I suspect the "smart meters" measure true power, that is both the resistive and reactive power. Your old spinning wheel power meter can only measure resistive (power factor = 1). If you have any power factor lower than unity and you measure consumed power the way an electrical engineer would greater than that measured by a "old" power meter.
So you may have a significantly less then unity power factor (high inductive loads, motors, welders, improperly used transformers, etc.) You didn't pay for this reactive load because your power company couldn't measure it, at least not for a residential customer. It did and does cost the power company money to produce this reactive power. Now, because of an improved measurement meter you are likely being charged for it. OR perhaps the old meter was just inaccurate (unlikely) and recording low. OR the new meter is also inaccurate (very unlikely) and recording high.
It will take considerable effort to get a technical and regulatory understanding of the situation.
1. Since power companies are regulated utilities, your state will have some published residential rate schedule. Get that schedule from the commission or agency that regulates them. Get the technical specs as to what power they are measuring and allowed to charge for. In my state the residential rate schedule only allows resistive power measurement. It may have changed with the introduction of "smart meters".

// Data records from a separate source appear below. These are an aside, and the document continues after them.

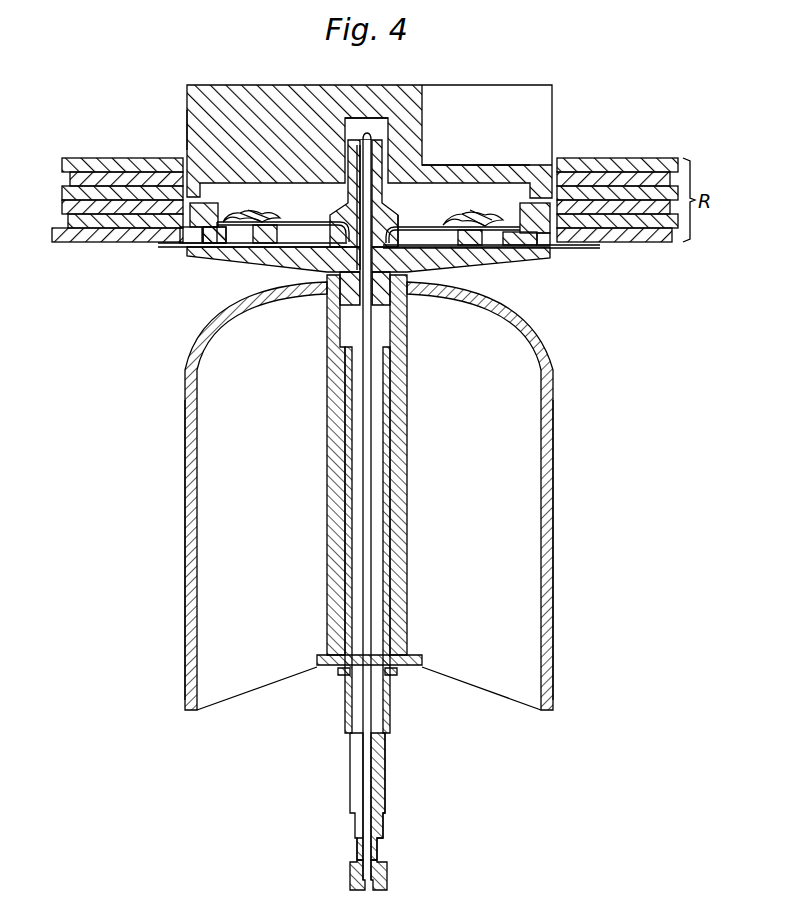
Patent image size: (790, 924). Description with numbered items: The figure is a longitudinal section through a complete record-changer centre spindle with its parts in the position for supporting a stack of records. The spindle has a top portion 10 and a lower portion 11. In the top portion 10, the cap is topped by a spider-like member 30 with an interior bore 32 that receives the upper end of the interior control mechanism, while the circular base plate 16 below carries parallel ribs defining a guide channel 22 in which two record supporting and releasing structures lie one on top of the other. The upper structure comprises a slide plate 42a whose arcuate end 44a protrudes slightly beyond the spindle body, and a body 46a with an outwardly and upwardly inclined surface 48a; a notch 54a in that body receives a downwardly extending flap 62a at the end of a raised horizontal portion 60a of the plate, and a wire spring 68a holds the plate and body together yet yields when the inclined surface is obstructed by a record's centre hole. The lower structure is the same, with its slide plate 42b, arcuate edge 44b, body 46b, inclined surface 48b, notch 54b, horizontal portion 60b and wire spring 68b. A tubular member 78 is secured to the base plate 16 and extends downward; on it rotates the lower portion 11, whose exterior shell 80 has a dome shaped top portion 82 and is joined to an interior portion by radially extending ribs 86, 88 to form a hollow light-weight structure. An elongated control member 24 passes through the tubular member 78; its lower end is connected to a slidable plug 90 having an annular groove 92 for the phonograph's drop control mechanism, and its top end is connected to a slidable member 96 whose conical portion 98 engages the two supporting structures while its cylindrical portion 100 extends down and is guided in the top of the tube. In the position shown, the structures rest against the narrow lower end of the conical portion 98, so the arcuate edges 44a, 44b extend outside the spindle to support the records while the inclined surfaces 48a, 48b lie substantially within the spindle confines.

The top portion 10 is at (187, 126).
The lower portion 11 is at (182, 515).
The circular base plate 16 is at (493, 262).
The guide channel 22 is at (482, 186).
The interior control member 24 is at (372, 400).
The spider-like member 30 is at (236, 85).
The interior bore 32 is at (378, 121).
The slide plate 42a is at (572, 250).
The slide plate 42b is at (178, 250).
The arcuate end 44a is at (598, 250).
The arcuate edge 44b is at (155, 250).
The body 46a is at (209, 215).
The body 46b is at (522, 210).
The inclined surface 48a is at (132, 242).
The inclined surface 48b is at (588, 158).
The notch 54a is at (250, 255).
The notch 54b is at (505, 258).
The horizontal portion 60a is at (325, 228).
The horizontal portion 60b is at (450, 232).
The downwardly extending flap 62a is at (270, 242).
The wire spring 68a is at (262, 214).
The wire spring 68b is at (490, 216).
The tubular member 78 is at (387, 437).
The exterior shell 80 is at (555, 510).
The dome shaped top portion 82 is at (512, 308).
The radially extending rib 86 is at (475, 682).
The radially extending rib 88 is at (262, 680).
The slidable plug 90 is at (383, 826).
The annular groove 92 is at (383, 852).
The slidable member 96 is at (384, 157).
The conical portion 98 is at (398, 222).
The cylindrical portion 100 is at (406, 322).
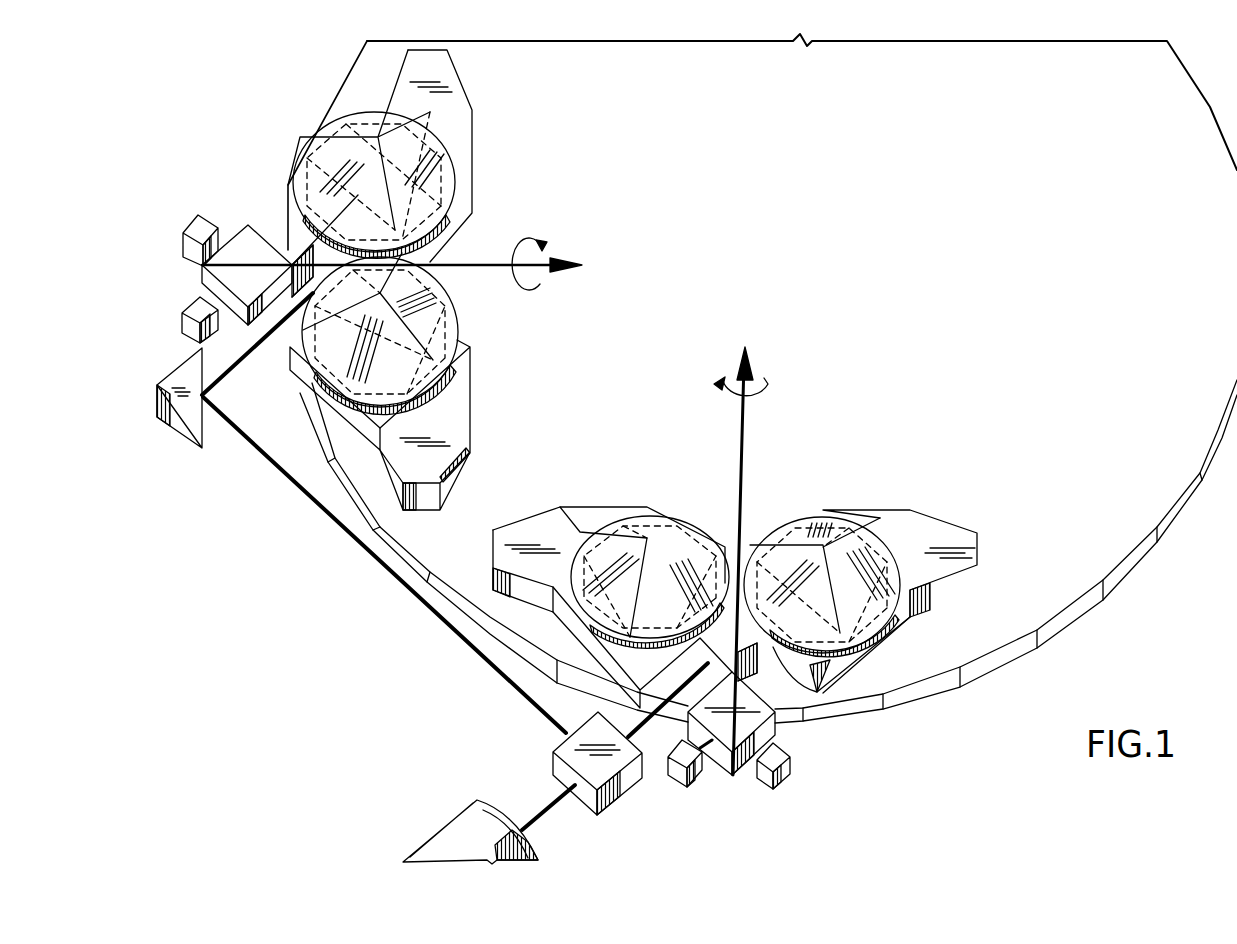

2. Research you specific brand and model of smart meter. Get this info from the meter manufacturer. It will not be the power company. Determine the options for configuring the "smart" meter. I suspect most are general purpose designs and have lots of configurable options. You need to know how your electric company uses it.
3. Measure your power load and power factor.
4. Ask the power company for your usage record both pre and post "smart meter". You may have to your regulated utility agency involved to get this.
5. Challenge the power company on the accuracy of the "smart meter". Insist on the "manufacture's" calibration acceptance data. You will need to get to know the utility company's engineering department for this information.
6. If you have low power factor most of the time, install commercial grade load compensation capacitors.
OR just take the easy way out and just pay the bill.
IF you have low power factor and run your generator you will also be generating the reactive power you can't use (i.e. no useful physics work).